Solo observándolo en ese marco de referencia, se puede
entender, o cuando menos intentar comprender acciones como sus rituales de
respeto por “la madre tierra” y por los pueblos originarios -con los que ha
convivido por décadas-, y que esté empeñado en iniciativas tales como que las
carreteras del sur se construyan a mano, sin maquinaria industrial, y que las
escuelas las levanten los maestros y los padres de familia. Soslayar totalmente
procedimientos, regulaciones, reglas de operación y controles que las obras
significan, no es algo ajeno al Presidente. El mundo de López Obrador es otro,
que todos tengan trabajo, que se haga agricultura de autoconsumo y un ingreso
fijo, sin importar que sea bajo. Es la búsqueda de una sociedad menos desigual,
aunque el piso de la igualdad sea un retroceso en el desarrollo.

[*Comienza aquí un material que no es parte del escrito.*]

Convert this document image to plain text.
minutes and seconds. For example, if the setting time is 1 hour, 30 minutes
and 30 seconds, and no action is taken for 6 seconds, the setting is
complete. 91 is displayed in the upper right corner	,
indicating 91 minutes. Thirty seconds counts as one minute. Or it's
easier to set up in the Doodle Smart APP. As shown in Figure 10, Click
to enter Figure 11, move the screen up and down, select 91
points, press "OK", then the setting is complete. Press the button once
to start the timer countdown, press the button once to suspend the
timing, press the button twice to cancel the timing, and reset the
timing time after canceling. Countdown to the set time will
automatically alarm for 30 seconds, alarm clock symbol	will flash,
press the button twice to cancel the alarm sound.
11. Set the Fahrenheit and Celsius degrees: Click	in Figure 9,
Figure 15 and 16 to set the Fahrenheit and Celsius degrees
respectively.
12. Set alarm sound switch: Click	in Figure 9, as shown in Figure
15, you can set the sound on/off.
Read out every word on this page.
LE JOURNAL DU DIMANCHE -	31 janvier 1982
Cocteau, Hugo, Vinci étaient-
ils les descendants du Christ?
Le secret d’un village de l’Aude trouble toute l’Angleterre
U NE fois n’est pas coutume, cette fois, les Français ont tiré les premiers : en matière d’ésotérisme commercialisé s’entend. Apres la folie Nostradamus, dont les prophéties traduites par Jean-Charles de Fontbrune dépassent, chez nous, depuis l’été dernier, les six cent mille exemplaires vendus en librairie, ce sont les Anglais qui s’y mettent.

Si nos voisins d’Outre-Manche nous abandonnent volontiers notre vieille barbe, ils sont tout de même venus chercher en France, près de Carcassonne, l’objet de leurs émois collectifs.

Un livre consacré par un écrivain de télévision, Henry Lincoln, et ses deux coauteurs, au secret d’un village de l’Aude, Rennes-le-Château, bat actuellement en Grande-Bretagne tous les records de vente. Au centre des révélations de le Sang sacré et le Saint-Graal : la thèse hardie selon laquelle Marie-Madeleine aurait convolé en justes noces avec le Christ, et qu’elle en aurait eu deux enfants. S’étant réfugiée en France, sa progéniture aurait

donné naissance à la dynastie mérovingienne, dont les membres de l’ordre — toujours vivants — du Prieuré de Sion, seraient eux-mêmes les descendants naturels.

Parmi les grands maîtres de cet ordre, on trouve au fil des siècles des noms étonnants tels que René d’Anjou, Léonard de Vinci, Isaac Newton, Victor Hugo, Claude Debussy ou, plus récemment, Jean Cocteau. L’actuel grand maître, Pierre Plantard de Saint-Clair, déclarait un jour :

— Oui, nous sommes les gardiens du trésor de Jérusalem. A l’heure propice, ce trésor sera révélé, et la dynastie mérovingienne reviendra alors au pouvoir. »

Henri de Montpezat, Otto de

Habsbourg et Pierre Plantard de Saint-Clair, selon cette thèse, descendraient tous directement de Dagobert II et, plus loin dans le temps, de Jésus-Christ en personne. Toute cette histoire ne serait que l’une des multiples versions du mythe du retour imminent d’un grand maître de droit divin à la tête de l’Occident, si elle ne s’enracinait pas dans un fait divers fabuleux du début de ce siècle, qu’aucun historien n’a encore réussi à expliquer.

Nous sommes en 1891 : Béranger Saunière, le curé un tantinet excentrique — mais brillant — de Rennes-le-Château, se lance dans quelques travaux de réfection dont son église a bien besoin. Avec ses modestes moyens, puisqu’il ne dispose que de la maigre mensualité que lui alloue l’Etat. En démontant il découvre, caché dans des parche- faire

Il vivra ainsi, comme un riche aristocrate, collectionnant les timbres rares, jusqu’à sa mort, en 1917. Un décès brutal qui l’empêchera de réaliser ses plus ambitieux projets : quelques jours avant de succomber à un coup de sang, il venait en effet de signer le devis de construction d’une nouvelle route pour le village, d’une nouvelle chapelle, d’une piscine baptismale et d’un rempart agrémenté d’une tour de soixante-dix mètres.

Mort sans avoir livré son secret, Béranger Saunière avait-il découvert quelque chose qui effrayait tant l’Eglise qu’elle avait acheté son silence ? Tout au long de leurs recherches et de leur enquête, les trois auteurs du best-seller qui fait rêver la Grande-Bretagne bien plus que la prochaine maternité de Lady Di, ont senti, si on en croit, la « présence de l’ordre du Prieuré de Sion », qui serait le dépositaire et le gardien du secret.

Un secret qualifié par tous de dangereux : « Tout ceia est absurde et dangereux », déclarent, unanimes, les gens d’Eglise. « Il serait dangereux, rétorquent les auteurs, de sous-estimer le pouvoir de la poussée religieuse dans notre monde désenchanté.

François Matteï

Por primera vez en la historia, más de 51% de los
trabajadores gana entre uno y dos salarios mínimos, lo que significa entre 9 y
18 dólares por día, que es lo que cobra un trabajador en Estados Unidos -una
economía con la cual el Presidente gusta comparar la mexicana-, reveló Tomás de
la Rosa en una serie de trabajos analíticos publicados en Eje Central. En 2005,
27.7% de la población ocupada ganaba más de tres salarios mínimos, y
actualmente se cayó a 11.6%, mientras que en ese mismo periodo, el número de
personas ocupadas que ganan entre uno y dos salarios mínimos se elevó de 38.6,
a 51.3 por ciento. Estos datos perfilan un país rumbo a la precariedad, que es
lo que el presidente López Obrador parece entender como sociedad igualitaria.
Por eso piensa que es mejor tener un país agrícola que una economía de
servicios.
Desde el universo de Macuspana, López Obrador también
observó las oleadas democráticas en el mundo -incluido México-, pero no es algo
que esté debajo de su piel. Se dice democrático pero este sistema político de
contrapesos y rendición de cuentas es algo con lo que no se siente cómodo -que
tampoco es algo novedoso- y trata de colocarle muros. Su modelo no es
democrático, sino utilizar los recursos de la democracia para imponer el suyo,
la cuarta transformación, que es eminentemente político, con un andamiaje que
se está construyendo para garantizar, electoralmente, la hegemonía transexenal
de Morena. De esto hablaremos en una próxima columna.